Pernah dengar nama Santo Ivo dari Kermartin? Santo yang tidak begitu dikenal di kalangan umat ini, dihormati sebagai pelindung para ahli hukum yang membela keadilan. Lahir pada tahun 1253, St. Ivo atau Yvo atau Ives adalah imam paroki dan ahli hukum. Beliau dikenal sebagai pembela orang-orang miskin yang tertindas di depan pengadilan. Dulu, dunia peradilan tidak seteratur seperti saat ini.
Awal abad pertengahan di Eropa, fungsi pengadilan belum terpisah dari fungsi legislatif dan administratif. Raja, penguasa, dan kepala penasihat duduk bersama dalam aula membahas urusan ini. Dapat dibayangkan bagaimana sulitnya dunia peradilan saat itu. Baru sejak abad ke-12, seiring banyaknya warga negara yang menyelesaikan pendidikan tinggi dan banyak profesi hukum diakui, terjadi perubahan fungsi secara nyata.
Nyatalah, sejak dahulu keadilan sudah menjadi dambaan setiap insan. Sayangnya, hingga saat ini keadilan ideal sering sulit tergapai. Keadilan disyaratkan sebagai hal yang bebas dari penilaian subjektif. Maka sejak dulu sudah ada tamsil: “Keadilan itu buta“. Ungkapan yang mungkin tumbuh dari harapan bahwa dalam kondisi tidak melihat, hakim bisa membawa keadilan mencapai derajatnya yang tinggi. Ada juga anggapan tamsil itu berasal dari sejarah peradilan Inggris. Independensi hakim yang tidak pernah dipengaruhi oleh pertimbangan pribadi, prasangka, atau simpati terhadap seseorang.
Salah satu monumen terkenal di dunia yang menggambarkan “wujud” keadilan, terdapat di Pusat Pengadilan Kriminal London, mengambil wujud orang buta sehingga neraca di tangannya mustahil untuk dilihat. Tersimpan pesan, “hakim seharusnya tidak memihak“. Bebas perasaan suka atau tidak suka. Ketika hakim diintimidasi oleh kekuasaan atau diiming-imingi harta. Juga ketika “Sang Pengadil” dipengaruhi rasa kasihan atas ketidakberdayaan dan kemiskinan seseorang. Keputusan hakim hanya didasarkan pada bukti-bukti.

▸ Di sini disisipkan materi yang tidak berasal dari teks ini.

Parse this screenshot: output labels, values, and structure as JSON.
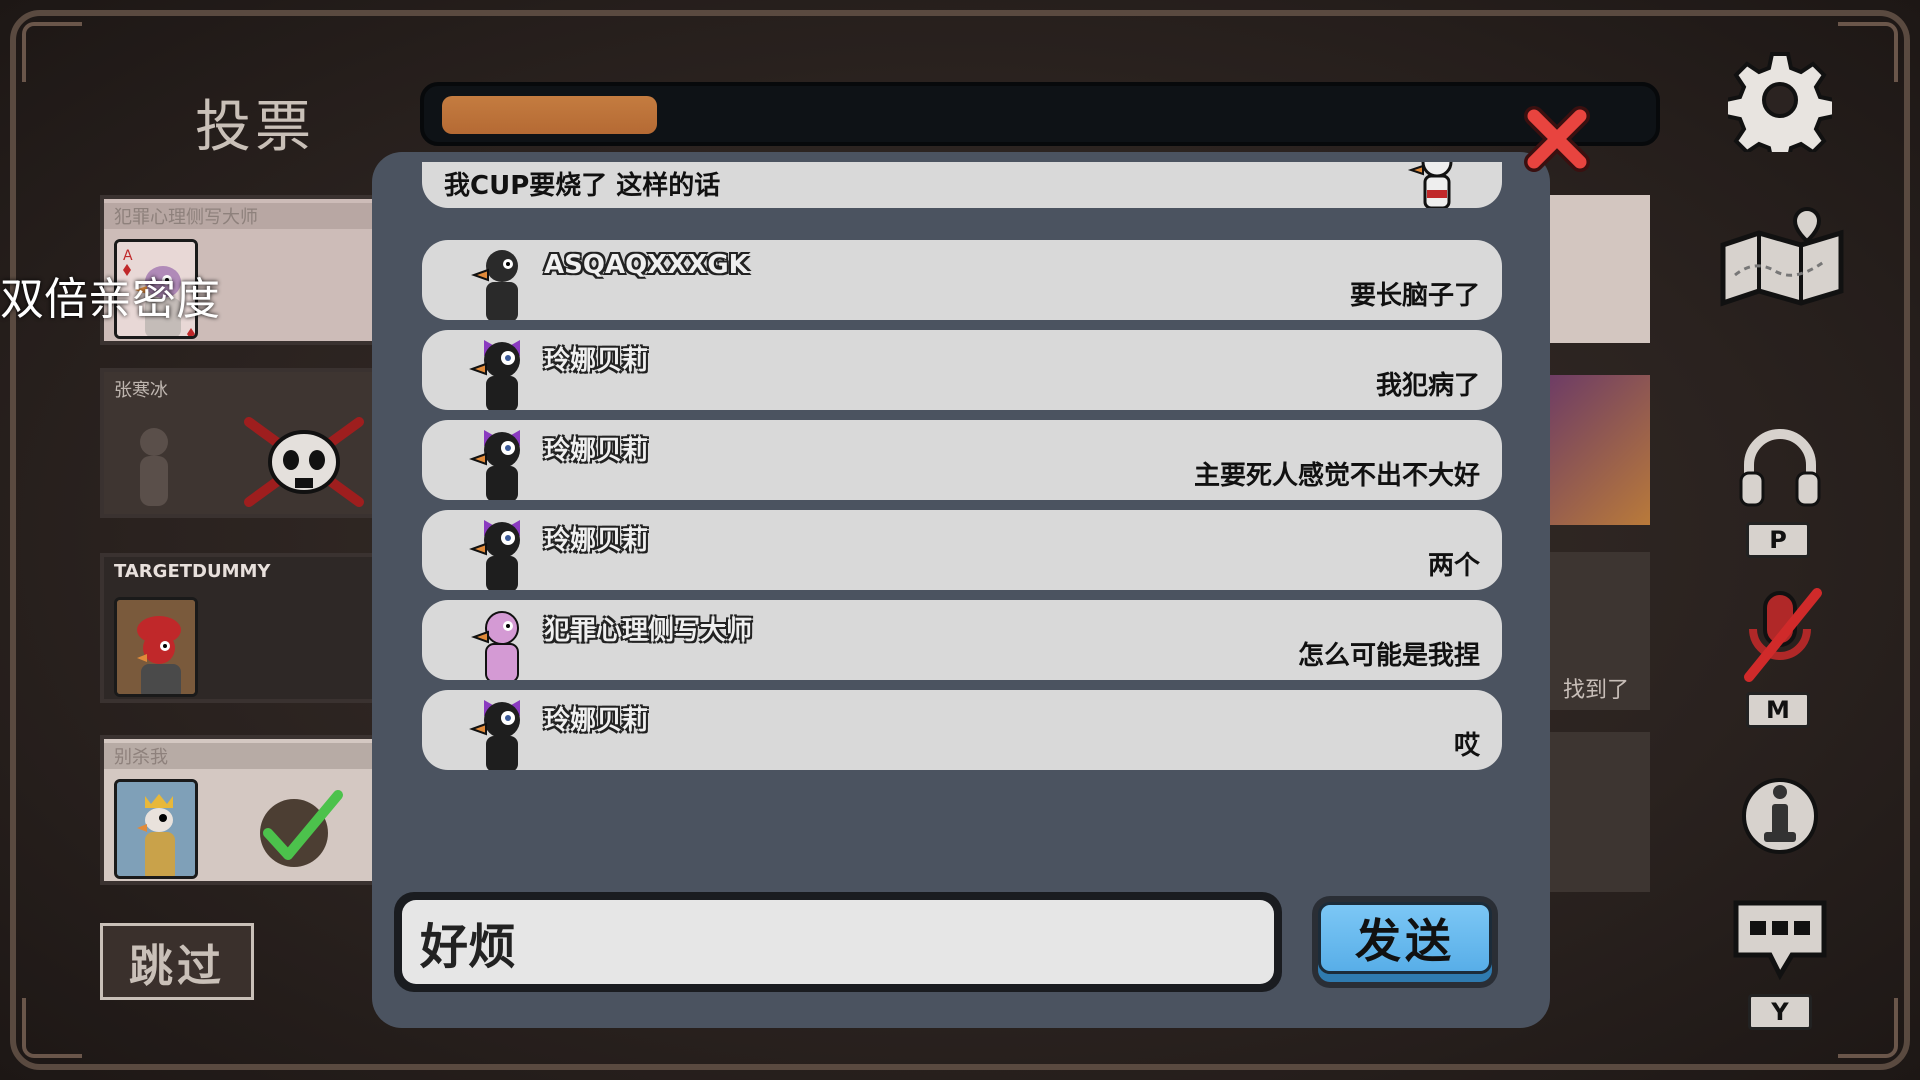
{
  "screen_title": "投票",
  "timer": {
    "fraction_remaining": 0.18,
    "fill_color": "#b56a34"
  },
  "overlay_caption": "双倍亲密度",
  "players": [
    {
      "name": "犯罪心理侧写大师",
      "avatar": "pink-goose-card"
    },
    {
      "name": "张寒冰",
      "avatar": "dead-goose-skull",
      "status": "dead"
    },
    {
      "name": "TARGETDUMMY",
      "avatar": "red-hat-duck"
    },
    {
      "name": "别杀我",
      "avatar": "crowned-goose",
      "status": "voted"
    }
  ],
  "skip_label": "跳过",
  "right_cards": {
    "found_label": "找到了"
  },
  "side_controls": {
    "settings_icon": "gear-icon",
    "map_icon": "map-icon",
    "voice_key": "P",
    "mute_key": "M",
    "chat_key": "Y"
  },
  "chat": {
    "messages": [
      {
        "sender": "",
        "text": "我CUP要烧了 这样的话",
        "avatar": "goose-white"
      },
      {
        "sender": "ASQAQXXXGK",
        "text": "要长脑子了",
        "avatar": "goose-black"
      },
      {
        "sender": "玲娜贝莉",
        "text": "我犯病了",
        "avatar": "goose-purple-bow"
      },
      {
        "sender": "玲娜贝莉",
        "text": "主要死人感觉不出不大好",
        "avatar": "goose-purple-bow"
      },
      {
        "sender": "玲娜贝莉",
        "text": "两个",
        "avatar": "goose-purple-bow"
      },
      {
        "sender": "犯罪心理侧写大师",
        "text": "怎么可能是我捏",
        "avatar": "goose-pink"
      },
      {
        "sender": "玲娜贝莉",
        "text": "哎",
        "avatar": "goose-purple-bow"
      }
    ],
    "input_value": "好烦",
    "send_label": "发送"
  },
  "colors": {
    "panel": "#4b5360",
    "bubble": "#d9d9d9",
    "send_button": "#6bbcf0",
    "close_x": "#e8443f"
  }
}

Barangkali benar keadilan itu “buta”. Seandainya bisa melihat, mungkin “dia” akan kecewa mendapati kenyataan bahwa ada banyak hal di negeri kita ini dilakukan dengan mengatasnamakan “namanya”. Contohnya kasus Bahtiar, serang petani di Sinjai Barat. Ia harus mendekam di Polres Sinjai sejak Oktober 2014. Ia dituduh menebang pohon di hutan produksi terbatas. Sejatinya, pohon itu berada di kebunnya sendiri. Ia tanam sendiri. Malang, sebab atas nama hukum, Bahtiar harus dipenjara. Nampaknya, pohon kini bukan lagi perkara sepele. Ia bisa menjelma menjadi jeruji besi.
Kasus Bahtiar menyeret pikiran kita kepada Nenek Asyifa. Seorang nenek berusia 63 tahun. Ia dituduh mencuri enam batang pohon jati milik Perhutani Situbondo. Seperti Bahtiar, dalam pengakuannya, pohon-pohon tersebut adalah miliknya sendiri. Tetapi atas nama keadilan hukum, Nenek Asyifa dituduh melanggar hukum. Begitu juga dengan kasus Nenek Minah (2009). Dia dituduh mencuri tiga buah kakao di kebun P.T. Rumpun Sari Antan, Banyumas. Nenek Minah menghadiri proses pengadilan dengan patuh. Hampir setiap persidangan, ia harus mengeluarkan uang transport sebesar 50 ribu.
Tak ada maksud menilai keadilan sebesar 20 ribu, 50 ribu, sejuta, dua pohon, atau enam pohon. Keadilan tetaplah keadilan. Dan keadilan adalah nyawa dari hukum itu sendiri. Meski, tak ada rumusan baku tentang apa dan bagaimana itu keadilan. Namun pengadilan tidak berguna, jika keputusan-keputusan yang dihasilkan jauh dari rasa keadilan. Tetapi kita memiliki parameter yaitu hati nurani. Apa pun yang dibisikkan oleh hati nurani, di situlah kejujuran. Kejujuran yang mestinya menjadi sumber keadilan, itulah yang selalu menjadi prinsip Santo Ivo.
Ada pepatah bijak, “Hendaklah keadilan ditegakkan, walaupun Langit akan runtuh, tapi di manakah keadilan bila hati nurani tak pernah mengusik malam-malammu”.